Pear’s methodology involved random sampling of the public timeline. Every weekday for two consecutive weeks from 11:00am-5:00pm, they took a look at 200 tweets – or a total of 2,000 tweets in 10 days. These were grouped into six different categories: News, Spam, Self-promotion, Pointless Babble, Conversational and Pass-along Value.
The result was that what they rather derisively defined as Pointless Babble comprised the biggest share of tweets at around 40%. This includes random musings and shares things without necessarily looking to get anyone engaged in a conversation. Coming in at a close second with 37.55% is actual Conversations. These are made up of @replies and questions that seek others to share their own thoughts. Pear Analytics says that if the sample size were bigger and the polling was held longer, these two categories would probably even out.

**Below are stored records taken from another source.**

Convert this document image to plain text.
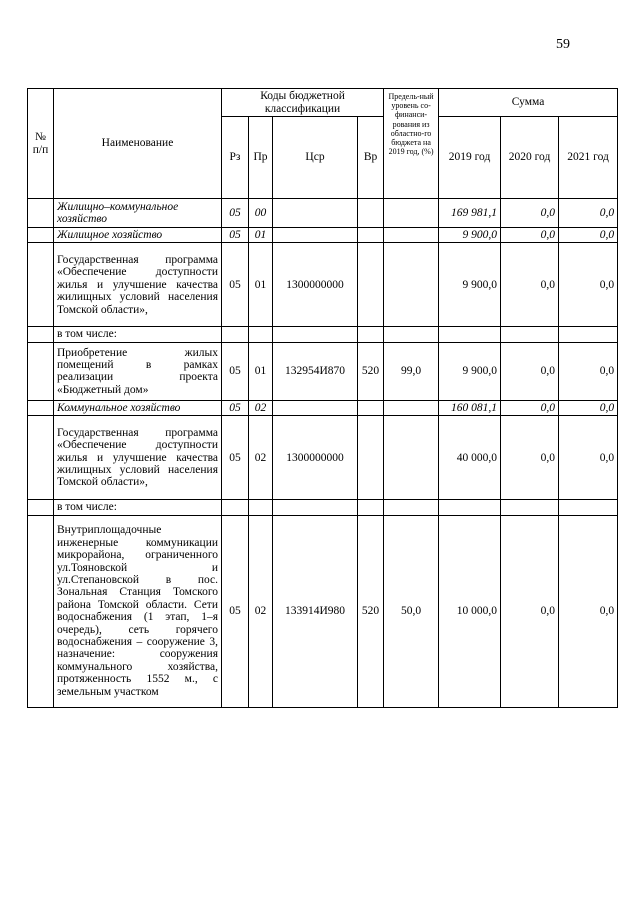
59
№ п/п	Наименование	Коды бюджетной классификации				Предель-ный уровень со-финанси-рования из областно-го бюджета на 2019 год, (%)	Сумма		
		Рз	Пр	Цср	Вр		2019 год	2020 год	2021 год
	Жилищно–коммунальное хозяйство	05	00				169 981,1	0,0	0,0
	Жилищное хозяйство	05	01				9 900,0	0,0	0,0
	Государственная программа «Обеспечение доступности жилья и улучшение качества жилищных условий населения Томской области»,	05	01	1300000000			9 900,0	0,0	0,0
	в том числе:								
	Приобретение жилых помещений в рамках реализации проекта «Бюджетный дом»	05	01	132954И870	520	99,0	9 900,0	0,0	0,0
	Коммунальное хозяйство	05	02				160 081,1	0,0	0,0
	Государственная программа «Обеспечение доступности жилья и улучшение качества жилищных условий населения Томской области»,	05	02	1300000000			40 000,0	0,0	0,0
	в том числе:								
	Внутриплощадочные инженерные коммуникации микрорайона, ограниченного ул.Тояновской и ул.Степановской в пос. Зональная Станция Томского района Томской области. Сети водоснабжения (1 этап, 1–я очередь), сеть горячего водоснабжения – сооружение 3, назначение: сооружения коммунального хозяйства, протяженность 1552 м., с земельным участком	05	02	133914И980	520	50,0	10 000,0	0,0	0,0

Pass-along Value, or retweets, came third with a far lower 8.7%, while Self-promotion (corporate marketing and the like) was at 5.85%. Spam came in at 3.75% and lastly 3.6% was mainstream-type News. According to the research firm, “We thought the News category would have more weight than dead last, since this seems to be contrary to Twitter’s new position of being the premier source of news and events. Self-promotion was also less than expected, [which] may be enlightening to some folks, as there appears to be a flurry of companies and businesses joining Twitter to promote products and services.”
Another interesting result from the study was that the best time to go viral with your tweet is to send it on Mondays, preferably at 11:30am CST. Meanwhile, news peaked around 2:00pm on Tuesdays. Conversations, on the other hand, really get going in the afternoon, and more so during Tuesdays. Pear surmises it may be due to people trying to catch up with work in the morning and on Mondays before freeing time to tweet for fun. Sadly, spam tweets are constant every hour of the day.
Pear Analytics will regularly repeat the study every quarter to spot emerging trends. I do hope that in the next iterations, they’ll be able to include weekends, expand the hours, as well as increase their sample size considerably.